While it’s a really handy app that suits the busy life style of the digital generation, in a way, it turns people into things you either want or have no need for at all.
Apparently, someone had a very similair idea about this service and turned it into a pretty cool startup!
You Have A Match!
Swapp Me (holding onto the domain getswapp.me) is still under construction, but its premise is simple. Instead of making a profile for your self, you make it for things you don’t need any more and would like to swap. Through Tinder-like interface, you can swipe through the things other users submitted, that are in the same price range as the item you want to swap, and you swipe left and right to find things you’d like in exchange.

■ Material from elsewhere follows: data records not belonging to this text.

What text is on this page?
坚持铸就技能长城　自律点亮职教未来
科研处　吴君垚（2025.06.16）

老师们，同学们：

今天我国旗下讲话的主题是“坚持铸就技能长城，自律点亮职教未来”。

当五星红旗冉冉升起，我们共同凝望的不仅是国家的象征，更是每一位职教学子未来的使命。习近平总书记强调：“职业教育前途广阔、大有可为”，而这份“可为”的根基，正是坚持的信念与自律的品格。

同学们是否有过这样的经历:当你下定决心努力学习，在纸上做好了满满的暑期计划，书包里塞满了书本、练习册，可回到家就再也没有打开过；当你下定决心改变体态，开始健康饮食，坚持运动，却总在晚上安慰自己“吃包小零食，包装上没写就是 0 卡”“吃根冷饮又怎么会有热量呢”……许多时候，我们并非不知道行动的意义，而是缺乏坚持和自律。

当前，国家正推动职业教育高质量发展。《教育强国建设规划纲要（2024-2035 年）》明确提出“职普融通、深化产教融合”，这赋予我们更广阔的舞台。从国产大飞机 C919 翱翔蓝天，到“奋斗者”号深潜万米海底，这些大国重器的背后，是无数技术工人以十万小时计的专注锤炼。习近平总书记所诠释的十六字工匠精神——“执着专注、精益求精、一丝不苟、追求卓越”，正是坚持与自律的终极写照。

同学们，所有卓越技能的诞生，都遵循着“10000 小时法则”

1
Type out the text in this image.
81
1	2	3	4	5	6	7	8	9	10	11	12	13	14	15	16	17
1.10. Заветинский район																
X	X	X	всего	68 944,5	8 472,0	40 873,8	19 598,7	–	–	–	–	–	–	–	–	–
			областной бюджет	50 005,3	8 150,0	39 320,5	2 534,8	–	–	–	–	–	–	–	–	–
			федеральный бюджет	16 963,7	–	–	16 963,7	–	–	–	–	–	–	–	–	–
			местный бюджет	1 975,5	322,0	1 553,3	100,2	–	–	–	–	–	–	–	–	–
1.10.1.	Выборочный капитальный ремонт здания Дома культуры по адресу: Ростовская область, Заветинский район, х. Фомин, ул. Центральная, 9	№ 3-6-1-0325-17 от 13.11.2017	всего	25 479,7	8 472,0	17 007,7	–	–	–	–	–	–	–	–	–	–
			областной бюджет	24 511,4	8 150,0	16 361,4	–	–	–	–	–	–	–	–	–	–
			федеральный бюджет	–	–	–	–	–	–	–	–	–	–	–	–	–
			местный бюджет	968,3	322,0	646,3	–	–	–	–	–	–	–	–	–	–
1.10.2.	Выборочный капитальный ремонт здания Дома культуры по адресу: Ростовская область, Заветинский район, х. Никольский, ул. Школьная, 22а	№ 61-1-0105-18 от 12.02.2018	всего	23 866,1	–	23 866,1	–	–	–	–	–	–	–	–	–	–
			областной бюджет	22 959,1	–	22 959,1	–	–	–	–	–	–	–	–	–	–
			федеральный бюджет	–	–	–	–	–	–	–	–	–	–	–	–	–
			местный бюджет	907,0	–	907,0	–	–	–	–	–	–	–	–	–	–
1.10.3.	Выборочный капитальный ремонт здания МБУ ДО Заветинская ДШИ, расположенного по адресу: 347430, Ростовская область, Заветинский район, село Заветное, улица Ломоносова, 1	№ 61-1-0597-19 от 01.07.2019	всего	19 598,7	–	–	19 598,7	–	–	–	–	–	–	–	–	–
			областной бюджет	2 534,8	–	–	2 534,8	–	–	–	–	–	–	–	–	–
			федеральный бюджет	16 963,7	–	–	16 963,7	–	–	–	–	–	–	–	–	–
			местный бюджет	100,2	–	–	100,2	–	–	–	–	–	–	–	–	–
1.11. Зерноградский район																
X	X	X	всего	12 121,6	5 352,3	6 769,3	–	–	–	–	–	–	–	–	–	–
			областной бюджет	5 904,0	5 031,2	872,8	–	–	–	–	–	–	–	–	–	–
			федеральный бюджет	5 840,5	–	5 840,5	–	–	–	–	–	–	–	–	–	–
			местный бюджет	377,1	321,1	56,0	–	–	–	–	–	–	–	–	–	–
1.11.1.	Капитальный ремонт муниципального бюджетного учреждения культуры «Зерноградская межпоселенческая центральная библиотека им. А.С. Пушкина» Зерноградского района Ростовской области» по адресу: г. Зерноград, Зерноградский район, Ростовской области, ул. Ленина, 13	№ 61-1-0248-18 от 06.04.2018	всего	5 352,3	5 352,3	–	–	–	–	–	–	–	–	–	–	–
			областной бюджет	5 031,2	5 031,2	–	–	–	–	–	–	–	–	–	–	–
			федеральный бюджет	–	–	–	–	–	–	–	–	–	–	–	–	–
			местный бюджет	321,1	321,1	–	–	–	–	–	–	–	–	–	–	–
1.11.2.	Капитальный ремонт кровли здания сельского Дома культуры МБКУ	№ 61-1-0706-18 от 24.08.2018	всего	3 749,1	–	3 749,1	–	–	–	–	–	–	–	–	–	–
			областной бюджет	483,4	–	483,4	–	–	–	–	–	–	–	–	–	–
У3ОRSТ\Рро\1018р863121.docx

Just like in Tinder, when someone “likes” you back – your product, in this case – you are matched and can chat to seal the deal and discuss the details of the exchange.
It’s simple, straight-forward, and uses a well known principle to solve a problem we all have – a clutter of things we don’t need, and an ever present desire for things we don’t have. And that, kids, is how you make a startup.
Bringing The Barter Back
It’s also innovating a very traditional practice of barter – this was, after all, the basis of economy before money became the medium of exchange.
Barter is a system of exchange by which goods or services are directly exchanged for other goods or services without using a medium of exchange, such as money.
Some have claimed that barter is no longer a viable option in a modern world. In Naked Economics: Undressing the Dismal Science, Charles Wheelan wrote:
In a basic agricultural society, it’s easy enough to swap five chickens for a new dress or to pay a schoolteacher with a goat and three sacks of rice. Barter works less well in a more advanced economy. The logistical challenges of using chickens to buy books on Amazon.com would be formidable.
Well, apparently, the idea of barter in digital age is not that far fetched!